The paintings in this collection portray an entire dynasty of colonial proprietors, the six Lords Baltimore. One after the other, they controlled, in gradually lessening degree, the peopling, the economic development, and the government of Maryland for 137 years.
Collection Location: Enoch Pratt Free Library / State Library Resource Center
Collection Overview: The full-length portraits of the six Lords Baltimore, which hang in the Central Hall of the Enoch Pratt Free Library, Baltimore's public library, constitute a series of historical paintings without parallel in America. They portray an entire dynasty of colonial proprietors, the barons of Baltimore, from the founder, who projected the Colony of Maryland, and his son, who in 1634 established the third English foothold in America, to the last Lord, whose death nearly a century and a half later closed the succession. These are the men who owned the soil of Maryland under a charter of feudal type that conveyed one of the most extensive grants of powers conceded by the crown of England during the period of colonization. One after the other, they controlled, in gradually lessening degree, the peopling, the economic development, and the government of Maryland for one hundred and thirty-seven years, save for two short interludes.
These pictures kindle a fresh interest in the history of our country – a varied panorama in which Maryland illustrates the evolution of an idea borrowed from the Middle Ages, cherished for a century and half by noble lords of an aristocratic regime, and transformed by the character and experience of its people into a republican society.

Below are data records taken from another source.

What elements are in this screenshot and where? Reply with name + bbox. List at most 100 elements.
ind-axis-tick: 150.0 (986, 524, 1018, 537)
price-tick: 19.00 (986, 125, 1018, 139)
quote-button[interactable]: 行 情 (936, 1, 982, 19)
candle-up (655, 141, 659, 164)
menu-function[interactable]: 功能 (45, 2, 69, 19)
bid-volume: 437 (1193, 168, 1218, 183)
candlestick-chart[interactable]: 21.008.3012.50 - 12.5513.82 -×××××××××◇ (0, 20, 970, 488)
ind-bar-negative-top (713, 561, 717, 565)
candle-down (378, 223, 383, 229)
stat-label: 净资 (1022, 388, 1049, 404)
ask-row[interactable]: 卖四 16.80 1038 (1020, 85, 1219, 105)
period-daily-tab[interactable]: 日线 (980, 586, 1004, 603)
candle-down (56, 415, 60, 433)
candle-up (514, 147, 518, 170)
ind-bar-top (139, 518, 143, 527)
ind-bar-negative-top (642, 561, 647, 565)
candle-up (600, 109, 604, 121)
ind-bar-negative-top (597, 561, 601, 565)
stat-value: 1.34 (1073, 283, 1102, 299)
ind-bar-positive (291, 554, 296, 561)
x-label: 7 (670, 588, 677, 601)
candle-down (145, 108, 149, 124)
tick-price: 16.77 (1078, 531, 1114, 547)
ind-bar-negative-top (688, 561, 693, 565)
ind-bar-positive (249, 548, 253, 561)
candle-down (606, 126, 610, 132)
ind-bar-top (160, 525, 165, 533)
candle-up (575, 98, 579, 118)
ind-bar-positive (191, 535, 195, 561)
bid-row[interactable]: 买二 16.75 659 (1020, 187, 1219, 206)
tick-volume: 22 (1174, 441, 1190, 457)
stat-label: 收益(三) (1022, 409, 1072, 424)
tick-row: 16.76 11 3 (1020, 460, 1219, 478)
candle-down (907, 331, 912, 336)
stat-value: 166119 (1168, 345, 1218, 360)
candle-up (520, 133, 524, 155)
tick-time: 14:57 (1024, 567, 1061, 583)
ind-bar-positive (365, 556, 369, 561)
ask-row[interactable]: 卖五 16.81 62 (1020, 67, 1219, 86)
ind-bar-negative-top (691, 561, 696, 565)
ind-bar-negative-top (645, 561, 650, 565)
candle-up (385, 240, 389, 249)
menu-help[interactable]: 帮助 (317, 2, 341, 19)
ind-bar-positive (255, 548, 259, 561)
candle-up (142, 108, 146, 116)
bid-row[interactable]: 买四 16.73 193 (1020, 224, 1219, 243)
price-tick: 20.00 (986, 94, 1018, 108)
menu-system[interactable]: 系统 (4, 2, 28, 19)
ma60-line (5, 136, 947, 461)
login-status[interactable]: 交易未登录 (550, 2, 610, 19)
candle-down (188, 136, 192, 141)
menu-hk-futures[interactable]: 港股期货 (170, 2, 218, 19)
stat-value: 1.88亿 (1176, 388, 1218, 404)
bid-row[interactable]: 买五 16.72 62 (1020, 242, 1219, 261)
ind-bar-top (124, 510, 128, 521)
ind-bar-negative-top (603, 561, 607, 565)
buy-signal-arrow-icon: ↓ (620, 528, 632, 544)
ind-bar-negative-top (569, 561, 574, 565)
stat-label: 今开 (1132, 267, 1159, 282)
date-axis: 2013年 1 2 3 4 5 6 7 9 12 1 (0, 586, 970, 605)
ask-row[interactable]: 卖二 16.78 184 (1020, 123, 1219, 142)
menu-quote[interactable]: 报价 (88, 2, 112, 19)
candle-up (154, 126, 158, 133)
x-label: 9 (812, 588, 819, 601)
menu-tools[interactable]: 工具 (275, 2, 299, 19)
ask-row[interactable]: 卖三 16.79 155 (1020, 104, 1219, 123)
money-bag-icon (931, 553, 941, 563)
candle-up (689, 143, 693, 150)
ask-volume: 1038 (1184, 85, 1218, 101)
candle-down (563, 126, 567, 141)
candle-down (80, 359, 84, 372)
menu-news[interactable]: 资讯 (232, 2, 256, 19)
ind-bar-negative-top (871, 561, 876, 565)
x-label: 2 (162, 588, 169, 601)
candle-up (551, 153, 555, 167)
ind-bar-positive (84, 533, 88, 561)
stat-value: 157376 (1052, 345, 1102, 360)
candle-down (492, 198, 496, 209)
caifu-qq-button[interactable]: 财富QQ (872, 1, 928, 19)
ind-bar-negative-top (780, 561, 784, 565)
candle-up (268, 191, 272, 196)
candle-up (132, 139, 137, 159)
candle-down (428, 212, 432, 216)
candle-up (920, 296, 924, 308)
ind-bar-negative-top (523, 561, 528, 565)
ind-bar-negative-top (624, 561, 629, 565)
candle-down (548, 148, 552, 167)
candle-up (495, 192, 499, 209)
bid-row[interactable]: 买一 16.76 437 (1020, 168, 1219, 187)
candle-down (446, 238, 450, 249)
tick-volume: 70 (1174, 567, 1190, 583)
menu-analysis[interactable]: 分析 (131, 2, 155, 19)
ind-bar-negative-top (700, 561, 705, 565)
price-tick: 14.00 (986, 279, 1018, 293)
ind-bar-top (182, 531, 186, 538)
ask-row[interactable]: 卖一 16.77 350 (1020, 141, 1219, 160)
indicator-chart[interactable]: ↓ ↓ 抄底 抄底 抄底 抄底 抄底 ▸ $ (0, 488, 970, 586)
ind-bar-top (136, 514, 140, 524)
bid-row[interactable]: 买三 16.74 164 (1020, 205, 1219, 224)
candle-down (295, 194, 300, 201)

Five of the portraits were presented to the Library in 1940 by Dr. Hugh Hampton Young of Baltimore, who succeeded at great pains in securing them in 1933, when he found that the series had been dispersed at auction in London. The portrait of the second Lord Baltimore had been purchased by Mr. William Randolph Hearst. Dr. Young informed the trustees of the Library that, if this portrait could be acquired by the institution, he would gladly present the other five. This generous promise was fulfilled in 1940, and thus this remarkable series of portraits of six successive generations was permanently reunited in the city that bears the name of the proprietary title.